Repeatedly process big list of images with changing parameters using multiple cores in python

I have a big list of images list_img, say 20k that I need to process multiple times with changing arguments out of a list params = [arg1, arg2, ...]. Ideally, I want to use multiple processes to do so. But I need all processes to first use arg1 and then arg2 on chunks of my list list_img. The processing time for each arg in params varies greatly. So if I would distribute the list params over my processes instead of the list of images (core 1: arg1, core 2: arg2, ...) it happens that after a while most of the processes are idle (finished) while very few are still crunching data.

My current (working) solution looks like that:

from multiprocessing import Pool
import numpy as np

def calc_image(argument, image):
    val = argument * image    # not the real process, just demo
    return val

if __name__ == "__main__":
    pool = Pool(processes=8)
    list_img = [np.ones((100, 100))] * 20000    # for demo only
    params = list(range(100))    # for demo only
    for par in params:
        par_list = [par] * len(list_img)
        return_vals = pool.starmap(calc_image, zip(par_list, list_img))
    pool.close()

How can I avoid to copy the list list_img every time the variable par changes in the for-loop?
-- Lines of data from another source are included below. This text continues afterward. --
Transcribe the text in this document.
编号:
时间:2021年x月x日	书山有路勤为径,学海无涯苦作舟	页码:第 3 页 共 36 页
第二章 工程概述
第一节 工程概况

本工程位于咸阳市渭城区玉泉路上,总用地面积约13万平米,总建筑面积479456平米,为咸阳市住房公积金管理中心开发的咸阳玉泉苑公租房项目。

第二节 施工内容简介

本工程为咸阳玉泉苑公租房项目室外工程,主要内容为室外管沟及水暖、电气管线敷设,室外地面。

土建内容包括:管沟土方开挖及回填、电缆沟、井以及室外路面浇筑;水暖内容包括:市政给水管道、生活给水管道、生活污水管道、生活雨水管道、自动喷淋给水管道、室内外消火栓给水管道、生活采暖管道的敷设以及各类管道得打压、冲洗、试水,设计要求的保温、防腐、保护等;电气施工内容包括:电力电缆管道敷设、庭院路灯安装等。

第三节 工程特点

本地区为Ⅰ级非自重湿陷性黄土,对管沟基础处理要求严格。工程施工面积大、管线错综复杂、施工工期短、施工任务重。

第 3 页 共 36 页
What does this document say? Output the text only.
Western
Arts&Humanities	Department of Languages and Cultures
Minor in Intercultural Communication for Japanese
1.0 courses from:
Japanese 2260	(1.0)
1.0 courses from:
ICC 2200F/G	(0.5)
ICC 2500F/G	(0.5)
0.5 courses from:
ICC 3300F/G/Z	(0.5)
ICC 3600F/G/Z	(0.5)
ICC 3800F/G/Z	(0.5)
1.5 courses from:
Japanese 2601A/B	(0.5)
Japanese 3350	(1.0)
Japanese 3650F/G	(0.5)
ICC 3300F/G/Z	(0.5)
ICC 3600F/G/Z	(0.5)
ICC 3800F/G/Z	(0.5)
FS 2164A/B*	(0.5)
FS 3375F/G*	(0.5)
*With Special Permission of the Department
I also would like to avoid using global variables, if possible.

Solution

This is my current workaround for the problem. I'm still interested in a better solution - maybe more elegant.

I've switched from using Poolto a collection of Process:

from multiprocessing import Queue, Process
import numpy as np

def process_image(list_images, queue_in, queue_out):
    for arg in iter(queue_in.get, "STOP"):
        processed_images = []
        for img in list_images:
            result = arg * img
            processed_images.append(result)
        queue_out.put(processed_images)

if __name__ == "__main__":
    list_img = [np.ones((100, 100))] * 20000    # for demo only
    splits = np.split(list_img, 4)   # split into 4 chunks
    my_pool = []
    queue_in = Queue()
    queue_out = Queue()
    # starting a bunch of process, each owning a part of the list of images
    # so list is only copied once
    for n in range(4):
        proc = Process(target=process_image, args=(splits[n], queue_in, queue_out))
        proc.start()
        my_pool.append(proc)
    params = list(range(100))    # for demo only
    for par in params:
        for n in my_pool:
            queue_in.put(par)    # each process gets the same element and starts crunching
        return_vals = []
        for n in my_pool:
            return_vals.append(queue_out.get(block=True)) # wait for results
    for element in my_pool:
        creature_tasks.put("STOP")   # indicate processes to close
    for element in pool:
        element.join()

The trick is that I only copy the list of images only once during the creation of the processes. Each worker gets its own sub-list of the total list during initialization which has been split before. Later I provide the argument that should be used to process the images in a small loop. As the processes are blocking until queue_in contains elements, I just have to provide the respective argument exactly the same times as I have processes. This way the images are not copied again.

Copying the results back (from the processes to the main-process) can't be avoided.